4. Frontend-Backend Separation

  • Backend: Python pipeline scripts (process_pipeline.py, indexer.py, search.py, etc.)
  • Frontend: React SPA in frontend/ directory
  • Communication: File system + database queries (no REST API layer currently)
  • The frontend reads from the same data stores the pipeline writes to.

Directory Structure

video_analysis/
├── pipeline/              # Pipeline modules
├── transcripts/           # Generated transcripts
├── downloads/             # Downloaded media
├── slides/                # Generated Reveal.js slides
├── audio/                 # Extracted audio files
├── diagrams/              # Generated diagrams
├── frontend/              # React SPA (Split-Helix UI)
│   ├── src/
│   ├── public/
│   └── package.json
├── docs/                  # Documentation
│   ├── architecture/      # Architecture diagrams
│   └── adr/               # Architecture Decision Records
├── tests/                 # Test suite
├── process_pipeline.py    # Main pipeline orchestrator
├── indexer.py             # Knowledge graph indexing
├── search.py              # Semantic search
├── downloader.py          # YouTube download
├── slide.py               # Slide generation
├── generate_slide.py      # Slide generation helper
├── cognee_setup.py        # Cognee configuration
├── cognee_indexer.py      # Cognee indexing logic
├── setup_wizard.py        # Interactive setup
├── requirements.txt       # Python dependencies
├── Makefile               # Task runner
└── ARCHITECTURAL_GUARDRAILS.md  # This file

Guardrails

Pipeline Guardrails

  1. No blocking UI calls — Pipeline scripts must be non-interactive (except setup_wizard.py).
  2. Idempotent operations — Re-running a stage should not duplicate data.
  3. Graceful degradation — If Ollama is unavailable, pipeline should fail with clear error, not silently skip.
  4. Logging — Use pipeline.log for structured logging.
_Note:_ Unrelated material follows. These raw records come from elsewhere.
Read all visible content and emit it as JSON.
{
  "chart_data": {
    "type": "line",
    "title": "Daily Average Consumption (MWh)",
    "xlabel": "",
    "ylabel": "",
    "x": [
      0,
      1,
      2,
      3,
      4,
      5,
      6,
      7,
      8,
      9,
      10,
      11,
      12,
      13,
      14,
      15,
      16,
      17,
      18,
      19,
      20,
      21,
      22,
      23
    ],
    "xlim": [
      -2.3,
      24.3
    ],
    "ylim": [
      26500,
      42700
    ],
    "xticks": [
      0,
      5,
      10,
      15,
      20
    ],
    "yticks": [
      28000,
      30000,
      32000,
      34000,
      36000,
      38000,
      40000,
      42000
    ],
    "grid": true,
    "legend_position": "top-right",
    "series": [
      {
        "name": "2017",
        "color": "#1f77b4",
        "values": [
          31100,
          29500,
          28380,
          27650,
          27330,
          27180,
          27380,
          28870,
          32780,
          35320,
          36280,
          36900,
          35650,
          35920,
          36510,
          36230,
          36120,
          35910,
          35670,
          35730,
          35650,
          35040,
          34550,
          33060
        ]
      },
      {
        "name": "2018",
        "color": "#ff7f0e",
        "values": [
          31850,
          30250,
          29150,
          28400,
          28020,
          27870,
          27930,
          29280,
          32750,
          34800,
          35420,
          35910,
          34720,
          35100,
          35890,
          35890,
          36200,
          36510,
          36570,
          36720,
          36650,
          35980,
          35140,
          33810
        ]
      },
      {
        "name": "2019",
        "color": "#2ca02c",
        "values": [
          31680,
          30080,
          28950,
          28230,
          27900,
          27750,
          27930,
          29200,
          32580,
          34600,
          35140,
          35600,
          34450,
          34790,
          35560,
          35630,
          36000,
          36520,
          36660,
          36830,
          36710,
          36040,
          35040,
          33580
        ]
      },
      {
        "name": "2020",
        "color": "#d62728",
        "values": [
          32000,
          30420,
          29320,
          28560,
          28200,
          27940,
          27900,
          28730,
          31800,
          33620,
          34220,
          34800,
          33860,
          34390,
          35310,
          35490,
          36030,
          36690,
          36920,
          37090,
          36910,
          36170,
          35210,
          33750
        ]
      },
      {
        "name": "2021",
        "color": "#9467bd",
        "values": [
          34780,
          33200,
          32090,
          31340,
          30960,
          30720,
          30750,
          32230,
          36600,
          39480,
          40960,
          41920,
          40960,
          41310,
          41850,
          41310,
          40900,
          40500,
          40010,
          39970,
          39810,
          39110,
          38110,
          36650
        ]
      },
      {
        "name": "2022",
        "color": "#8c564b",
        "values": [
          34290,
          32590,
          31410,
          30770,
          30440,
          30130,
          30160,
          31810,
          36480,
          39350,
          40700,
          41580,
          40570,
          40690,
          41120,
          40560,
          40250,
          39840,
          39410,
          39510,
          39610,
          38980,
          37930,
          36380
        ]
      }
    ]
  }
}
No print() statements in production code.

Frontend Guardrails

  1. No backend server required — Frontend reads directly from file system / database.
  2. React 18 only — Do not upgrade React major version without ADR.
  3. Three.js for 3D — All 3D visualization uses React Three Fiber + Three.js.
  4. No external API calls — Frontend must not call external services.

Data Guardrails

  1. Cognee is the source of truth — Knowledge graph data lives in Cognee-managed databases.
  2. Files are artifacts — Transcripts, slides, and diagrams are outputs, not inputs (except for pipeline consumption).
  3. No hardcoded paths — Use .env configuration for all file paths.

Dependency Guardrails

  1. Local-first dependencies — Prefer local tools (Whisper.cpp, Ollama) over cloud APIs.
  2. Pin major versionsrequirements.txt and package.json should pin major versions.
  3. New dependency requires ADR — Any new external service or major library addition needs an Architecture Decision Record.

Running the System

# Setup (one-time)
make setup

# Download a lesson
make download URL="https://www.youtube.com/playlist?list=..."

# Run the pipeline
make run

# Build knowledge graph
make index

# Search
make search QUERY="your query"

# Frontend
cd frontend && npm start

Decision Records

All architectural decisions are tracked in docs/adr/.
See docs/adr/TEMPLATE.md for the format.


C4 Diagrams

System architecture diagrams are in docs/architecture/diagrams/ in Mermaid format. Start with system-context.mmd for the C4 System Context view.